Lecture
The Monte Carlo method (see Lecture 21. Statistical modeling) is based on the generation of random numbers that should be evenly distributed in the interval (0; 1). If the generator produces numbers that are offset in some part of the interval (some numbers fall out more often than others), then the result of solving the problem solved by the statistical method may turn out to be incorrect. Therefore, the problem of using a good generator of truly random and really evenly distributed numbers is very serious. The expectation m r and the variance D r of such a sequence consisting of n random numbers r i should be as follows (if these are really uniformly distributed random numbers in the range from 0 to 1): If the user needs the random number x to be in the interval ( a ; b ), other than (0; 1), use the formula x = a + ( b - a ) · r , where r is a random number from the interval (0; one). The legality of this transformation is demonstrated in fig. 22.1.
Now x is a random number evenly distributed in the range from a to b . |
|
Note that, ideally, the density distribution curve of random numbers would look like that shown in Fig. 22.3. That is, in the ideal case, the same number of points falls into each interval: N i = N / k , where N is the total number of points, k is the number of intervals, i = 1, ..., k .
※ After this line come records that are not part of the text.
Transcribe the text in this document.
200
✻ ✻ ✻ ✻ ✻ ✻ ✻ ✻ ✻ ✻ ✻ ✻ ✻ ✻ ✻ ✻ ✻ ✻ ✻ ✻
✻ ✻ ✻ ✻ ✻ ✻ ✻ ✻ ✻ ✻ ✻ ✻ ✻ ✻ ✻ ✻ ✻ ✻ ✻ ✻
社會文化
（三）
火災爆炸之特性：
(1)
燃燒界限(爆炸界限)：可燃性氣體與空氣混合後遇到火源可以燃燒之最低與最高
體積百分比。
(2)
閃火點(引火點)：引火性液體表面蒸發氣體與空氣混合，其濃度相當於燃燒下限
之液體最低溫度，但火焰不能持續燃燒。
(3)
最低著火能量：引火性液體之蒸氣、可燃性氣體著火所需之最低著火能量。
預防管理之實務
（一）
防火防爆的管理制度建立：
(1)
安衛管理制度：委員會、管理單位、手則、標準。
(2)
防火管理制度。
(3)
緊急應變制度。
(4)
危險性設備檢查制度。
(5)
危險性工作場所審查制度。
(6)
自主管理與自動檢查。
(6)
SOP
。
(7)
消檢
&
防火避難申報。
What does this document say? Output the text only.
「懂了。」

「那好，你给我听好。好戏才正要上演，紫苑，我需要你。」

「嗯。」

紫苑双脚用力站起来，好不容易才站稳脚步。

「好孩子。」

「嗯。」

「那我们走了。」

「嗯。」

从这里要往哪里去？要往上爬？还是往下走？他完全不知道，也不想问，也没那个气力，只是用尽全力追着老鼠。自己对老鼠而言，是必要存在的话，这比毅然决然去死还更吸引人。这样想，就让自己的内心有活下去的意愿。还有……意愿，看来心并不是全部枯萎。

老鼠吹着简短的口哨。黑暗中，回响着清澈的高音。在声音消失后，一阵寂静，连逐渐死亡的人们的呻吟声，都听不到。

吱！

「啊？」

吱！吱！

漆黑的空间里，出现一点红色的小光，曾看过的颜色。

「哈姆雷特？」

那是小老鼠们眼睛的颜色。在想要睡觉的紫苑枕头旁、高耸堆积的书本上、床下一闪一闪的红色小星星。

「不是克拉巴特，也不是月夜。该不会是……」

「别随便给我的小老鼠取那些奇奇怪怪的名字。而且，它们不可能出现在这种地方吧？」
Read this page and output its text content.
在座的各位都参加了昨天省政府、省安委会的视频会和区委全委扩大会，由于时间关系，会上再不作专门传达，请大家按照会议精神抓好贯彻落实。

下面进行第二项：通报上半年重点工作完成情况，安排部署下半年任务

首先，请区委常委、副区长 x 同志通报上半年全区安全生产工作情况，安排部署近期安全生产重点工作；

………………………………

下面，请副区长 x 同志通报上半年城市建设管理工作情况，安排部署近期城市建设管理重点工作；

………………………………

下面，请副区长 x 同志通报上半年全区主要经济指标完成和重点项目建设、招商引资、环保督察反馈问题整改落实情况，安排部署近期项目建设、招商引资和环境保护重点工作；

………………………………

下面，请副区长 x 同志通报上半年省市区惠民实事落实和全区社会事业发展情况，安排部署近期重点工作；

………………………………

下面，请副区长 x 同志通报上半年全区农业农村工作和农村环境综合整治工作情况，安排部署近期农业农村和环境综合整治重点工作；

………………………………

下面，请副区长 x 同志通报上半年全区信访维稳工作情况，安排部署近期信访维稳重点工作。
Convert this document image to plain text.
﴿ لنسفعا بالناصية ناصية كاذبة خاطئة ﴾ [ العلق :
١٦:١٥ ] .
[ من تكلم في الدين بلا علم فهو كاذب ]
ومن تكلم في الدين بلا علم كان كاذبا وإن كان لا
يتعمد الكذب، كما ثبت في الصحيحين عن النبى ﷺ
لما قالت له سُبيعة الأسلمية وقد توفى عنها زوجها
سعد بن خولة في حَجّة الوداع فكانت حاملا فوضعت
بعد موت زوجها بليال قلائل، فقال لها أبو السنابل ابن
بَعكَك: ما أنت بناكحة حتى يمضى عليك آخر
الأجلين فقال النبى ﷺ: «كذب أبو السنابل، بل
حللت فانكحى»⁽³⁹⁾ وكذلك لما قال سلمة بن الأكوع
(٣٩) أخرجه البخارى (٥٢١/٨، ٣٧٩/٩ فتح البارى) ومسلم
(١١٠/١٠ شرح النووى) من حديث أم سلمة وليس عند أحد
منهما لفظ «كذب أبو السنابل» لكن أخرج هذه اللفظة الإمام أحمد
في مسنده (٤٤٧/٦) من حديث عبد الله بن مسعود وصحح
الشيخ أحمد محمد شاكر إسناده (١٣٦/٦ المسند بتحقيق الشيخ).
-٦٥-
It should be remembered that the generation of an arbitrary random number consists of two stages:
Random number generators by the method of obtaining numbers are divided into:
Physical RNGAn example of physical RNGs can be: a coin ("eagle" - 1, "tails" - 0); dice; divided into sectors with numbers drum with an arrow; instrumental noise generator (GSH), which is used as a noisy thermal device, for example, a transistor (Fig. 22.4–22.5).
Tabular RNGTable RNGs use specially compiled tables containing verified uncorrelated, that is, completely independent from each other, figures as a source of random numbers. In tab. 22.1 the small fragment of such table is resulted. By going around the table from left to right from top to bottom, you can get random numbers evenly distributed from 0 to 1 with the required number of decimal places (in our example, we use three signs for each number). Since the numbers in the table are independent of each other, the table can be bypassed in different ways, for example, from top to bottom, or from right to left, or, say, you can select numbers that are in even positions.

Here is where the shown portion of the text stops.